Blakely “Old Shady” Durant
Blakey Durant, better known as “Old Shady," died on this date in 1884 in the city of Grand Forks, Dakota Territory. Old Shady was an early composer and singer of one of the country’s most stirring and popular war songs.
Blakey Durant was born in Fort Madison, Mississippi in 1826. As a child he and his family immigrated to Texas. After the death of his father, Blakey and his mother moved to Cincinnati. Unfortunately, in 1833, there were no public schools available to children of black Americans. Blakey would need to rely only on a “practical education.”
Soon after marrying, the Civil War broke out. Old Shady joined as a private in the 71st Ohio Volunteer Infantry. His first assignment was as a cook for the officer’s kitchen staff. In this capacity, Old Shady was able to daily rub shoulders with important Union officers, not the least of which was General William T. Sherman.

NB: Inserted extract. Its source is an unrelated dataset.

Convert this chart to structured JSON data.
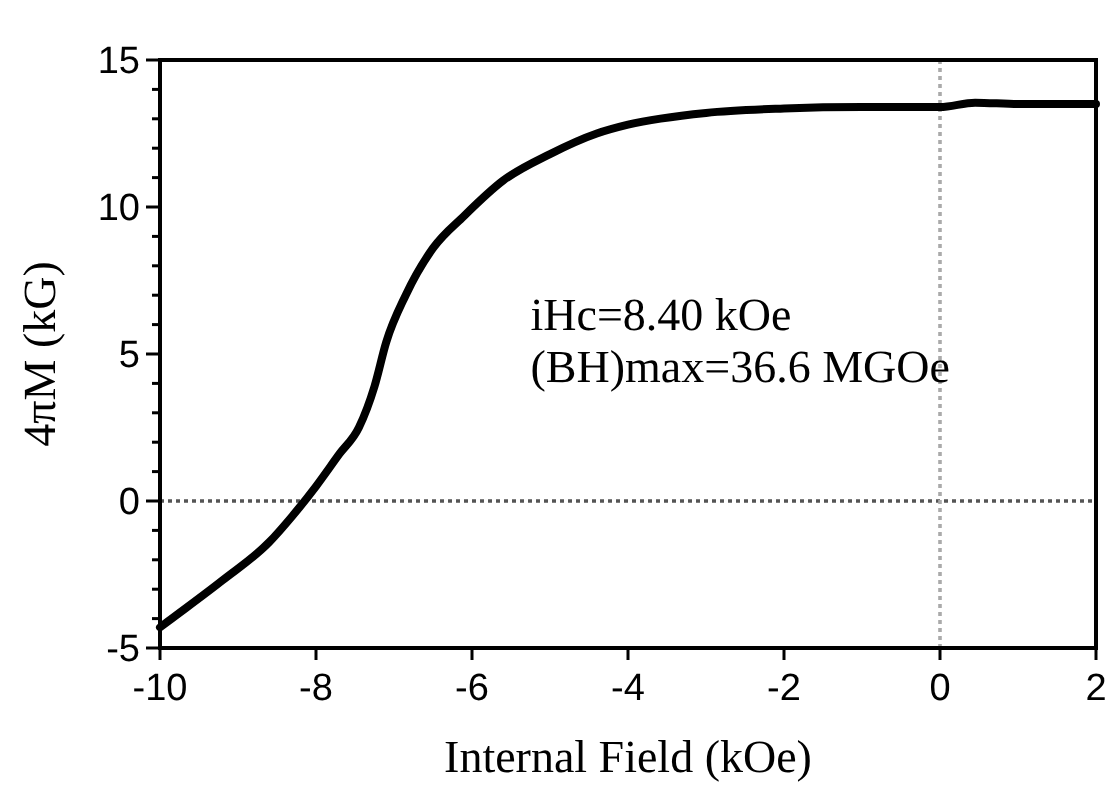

Old Shady was by now, known among the Union officers for his cooking and catering skills. But his renown among these offices wasn’t only for his cooking, but for his singing.
After the Battle of Shiloh, Old Shady again ran into General Sherman while catering as part of General McPherson’s kitchen staff. Because General Sherman was a close friend of General Grant, Old Shady was assigned for several months to Grant’s mess. It was during this time that almost nightly Old Shady was asked to sing for the generals and their guests.
It was perhaps with these types of performances in mind, that General Sherman later wrote, “no truer song of gladness ever ascended the lips of man than at Vicksburg, when “Old Shady” sang for us in a voice of pure melody, this song of deliverance from the bonds of slavery.” He became a favorite of General Sherman, and was even mentioned in the general’s post-war book “Memoirs of War” in 1888.
After the war, Old Shady returned to Ohio and took up steam boating. He eventually settled in St. Paul, Minnesota. While there, he saw General Sherman again, but much to Old Shady’s disappointment, he was not able to speak with him. In 1884, now living in Grand Forks, Old Shady was excited to hear that his old general would be passing through town.
At the railroad depot, this time Old Shady was able to get close to the general and greet his old commander. General Sherman at first didn’t recognize his old ‘singing cook.” Once it struck him who he was, Old Shady reported that the general nearly “shook me to pieces.” This would be the last time Old Shady ever saw Sherman alive. He even took time to attend his favorite old general’s funeral in St. Louis, Missouri.
So how did Blakey Durant earn his nickname?
Well, it probably won’t surprise you to hear that the song that he often sang for General Sherman and his guests was the Civil War favorite, “Old Shady.”